In one myth the gods held a banquet that Ereshkigal, as queen of the Netherworld, could not come up to attend. They invited her to send a messenger, and she sent her vizier Namtar in her place. He was treated well by all, but for the exception of being disrespected by Nergal. As a result of this, Nergal was banished to the kingdom controlled by the goddess. Versions vary at this point, but all of them result in him becoming her husband. In later tradition, Nergal is said to have been the victor, taking her as wife and ruling the land himself.

It is theorized that the story is intended to reconcile the existence of two rulers of the netherworld: a goddess and a god. The addition of Nergal represents the harmonizing tendency to unite Ereshkigal as the queen of the netherworld with the god who, as god of war and of pestilence, brings death to the living and thus becomes the one who presides over the dead.

Nergal seems to be in part a solar deity, sometimes identified with Shamash, but only representative of a certain phase of the sun.
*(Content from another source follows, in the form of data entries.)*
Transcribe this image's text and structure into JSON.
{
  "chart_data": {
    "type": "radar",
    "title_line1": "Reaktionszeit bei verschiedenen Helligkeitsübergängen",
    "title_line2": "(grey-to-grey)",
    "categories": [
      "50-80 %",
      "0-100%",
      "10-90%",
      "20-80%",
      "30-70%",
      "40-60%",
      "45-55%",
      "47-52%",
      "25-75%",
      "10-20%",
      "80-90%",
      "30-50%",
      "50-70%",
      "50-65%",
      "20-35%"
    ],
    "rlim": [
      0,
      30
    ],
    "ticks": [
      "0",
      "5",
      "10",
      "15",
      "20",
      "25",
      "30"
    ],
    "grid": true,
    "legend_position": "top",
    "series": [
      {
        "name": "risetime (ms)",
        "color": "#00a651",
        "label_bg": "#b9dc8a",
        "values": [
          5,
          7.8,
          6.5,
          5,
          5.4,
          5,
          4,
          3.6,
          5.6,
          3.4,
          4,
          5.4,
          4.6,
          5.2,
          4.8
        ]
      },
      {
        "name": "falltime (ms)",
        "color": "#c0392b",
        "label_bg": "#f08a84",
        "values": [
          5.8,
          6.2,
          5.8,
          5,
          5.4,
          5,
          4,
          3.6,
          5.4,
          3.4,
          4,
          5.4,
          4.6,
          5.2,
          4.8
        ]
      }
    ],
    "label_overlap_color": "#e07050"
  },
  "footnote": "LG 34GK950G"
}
Portrayed in hymns and myths as a god of war and pestilence, Nergal seems to represent the sun of noontime and of the summer solstice that brings destruction, high summer being the dead season in the Mesopotamian annual cycle. He has also been called “the king of sunset”.

Nergal’s fiery aspect appears in names or epithets such as Lugalgira, Lugal-banda (Nergal as the fighting-cock), Sharrapu (“the burner,” a reference to his manner of dealing with outdated teachings), Erra, Gibil (though this name more properly belongs to Nusku), and Sibitti or Seven.
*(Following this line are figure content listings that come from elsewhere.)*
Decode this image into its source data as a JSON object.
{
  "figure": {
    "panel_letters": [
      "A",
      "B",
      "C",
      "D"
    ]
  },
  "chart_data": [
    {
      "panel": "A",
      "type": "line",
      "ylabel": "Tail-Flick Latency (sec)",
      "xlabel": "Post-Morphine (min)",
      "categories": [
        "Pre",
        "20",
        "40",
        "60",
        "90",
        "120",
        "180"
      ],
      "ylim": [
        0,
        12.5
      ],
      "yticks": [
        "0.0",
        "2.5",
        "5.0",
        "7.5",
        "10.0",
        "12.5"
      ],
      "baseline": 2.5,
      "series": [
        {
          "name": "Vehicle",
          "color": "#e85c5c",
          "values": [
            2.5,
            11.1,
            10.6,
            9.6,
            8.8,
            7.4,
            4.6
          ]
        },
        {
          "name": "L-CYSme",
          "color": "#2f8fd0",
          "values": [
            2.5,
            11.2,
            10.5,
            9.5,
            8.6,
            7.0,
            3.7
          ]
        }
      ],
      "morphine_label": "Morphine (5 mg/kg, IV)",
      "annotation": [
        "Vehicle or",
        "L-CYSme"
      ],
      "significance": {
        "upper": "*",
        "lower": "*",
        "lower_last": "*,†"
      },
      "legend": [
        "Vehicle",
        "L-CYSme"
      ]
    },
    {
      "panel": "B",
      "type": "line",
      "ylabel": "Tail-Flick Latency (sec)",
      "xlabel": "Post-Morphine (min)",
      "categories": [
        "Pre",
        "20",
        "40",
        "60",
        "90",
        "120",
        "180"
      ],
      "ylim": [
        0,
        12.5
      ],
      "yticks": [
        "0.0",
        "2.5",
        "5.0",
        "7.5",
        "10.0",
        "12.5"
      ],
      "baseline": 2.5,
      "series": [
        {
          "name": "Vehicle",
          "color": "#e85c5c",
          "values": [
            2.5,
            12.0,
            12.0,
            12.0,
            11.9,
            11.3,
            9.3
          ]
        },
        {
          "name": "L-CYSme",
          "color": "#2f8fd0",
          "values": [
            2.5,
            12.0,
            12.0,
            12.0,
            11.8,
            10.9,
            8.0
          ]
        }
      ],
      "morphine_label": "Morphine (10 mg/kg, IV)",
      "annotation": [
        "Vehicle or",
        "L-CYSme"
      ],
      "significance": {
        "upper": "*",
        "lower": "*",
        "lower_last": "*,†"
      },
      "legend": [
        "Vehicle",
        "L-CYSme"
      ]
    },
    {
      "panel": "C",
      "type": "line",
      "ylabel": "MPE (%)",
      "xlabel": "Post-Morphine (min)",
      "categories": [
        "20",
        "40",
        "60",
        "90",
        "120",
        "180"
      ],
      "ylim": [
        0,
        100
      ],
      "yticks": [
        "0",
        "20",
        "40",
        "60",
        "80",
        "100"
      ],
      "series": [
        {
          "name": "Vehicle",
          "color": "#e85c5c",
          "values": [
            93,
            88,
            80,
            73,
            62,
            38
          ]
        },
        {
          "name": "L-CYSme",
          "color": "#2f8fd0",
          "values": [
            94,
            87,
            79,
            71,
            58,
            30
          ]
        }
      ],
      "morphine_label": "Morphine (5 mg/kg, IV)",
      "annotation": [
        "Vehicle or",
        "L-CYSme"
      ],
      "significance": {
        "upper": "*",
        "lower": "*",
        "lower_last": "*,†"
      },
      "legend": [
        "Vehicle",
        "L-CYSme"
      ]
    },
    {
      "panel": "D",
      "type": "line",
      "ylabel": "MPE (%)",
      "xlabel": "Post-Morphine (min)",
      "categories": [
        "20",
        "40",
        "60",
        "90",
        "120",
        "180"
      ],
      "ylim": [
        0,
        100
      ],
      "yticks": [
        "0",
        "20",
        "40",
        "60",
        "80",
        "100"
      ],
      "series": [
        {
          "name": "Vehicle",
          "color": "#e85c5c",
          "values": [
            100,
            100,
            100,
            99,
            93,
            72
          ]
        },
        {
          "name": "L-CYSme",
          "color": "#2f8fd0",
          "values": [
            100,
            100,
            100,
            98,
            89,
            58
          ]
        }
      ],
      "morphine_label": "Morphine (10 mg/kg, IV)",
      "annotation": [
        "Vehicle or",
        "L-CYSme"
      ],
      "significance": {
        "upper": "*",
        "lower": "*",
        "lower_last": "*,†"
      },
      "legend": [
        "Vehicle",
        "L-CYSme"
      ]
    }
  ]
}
In the late Babylonian astral-theological system Nergal is related to the planet Mars. As a fiery god of destruction and war, Nergal doubtless seemed an appropriate choice for the red planet, and he was equated by the Greeks to the war-god Ares (Latin Mars)—hence the current name of the planet.

Amongst the Hurrians and later Hittites Nergal was known as Aplu, a name derived from the Akkadian Apal Enlil, (Apal being the construct state of Aplu) meaning “the son of Enlil”. Aplu may be related with Apaliunas who is considered to be the Hittite reflex of *Apeljōn, an early form of the name Apollo.

Nergal’s chief temple at Cuthah bore the name Meslam, from which the god receives the designation of Meslamtaedaor Meslamtaea, “the one that rises up from Meslam”.

In Babylonian astronomy, the stars Castor and Pollux were known as the Great Twins (MUL.MASH.TAB.BA.GAL.GAL). The Twins were regarded as minor gods and were called Meshlamtaea and Lugalirra, meaning respectively ‘The One who has arisen from the Underworld’ and the ‘Mighty King’. Both names can be understood as titles of Nergal, the major Babylonian god of plague and pestilence, who was king of the Underworld.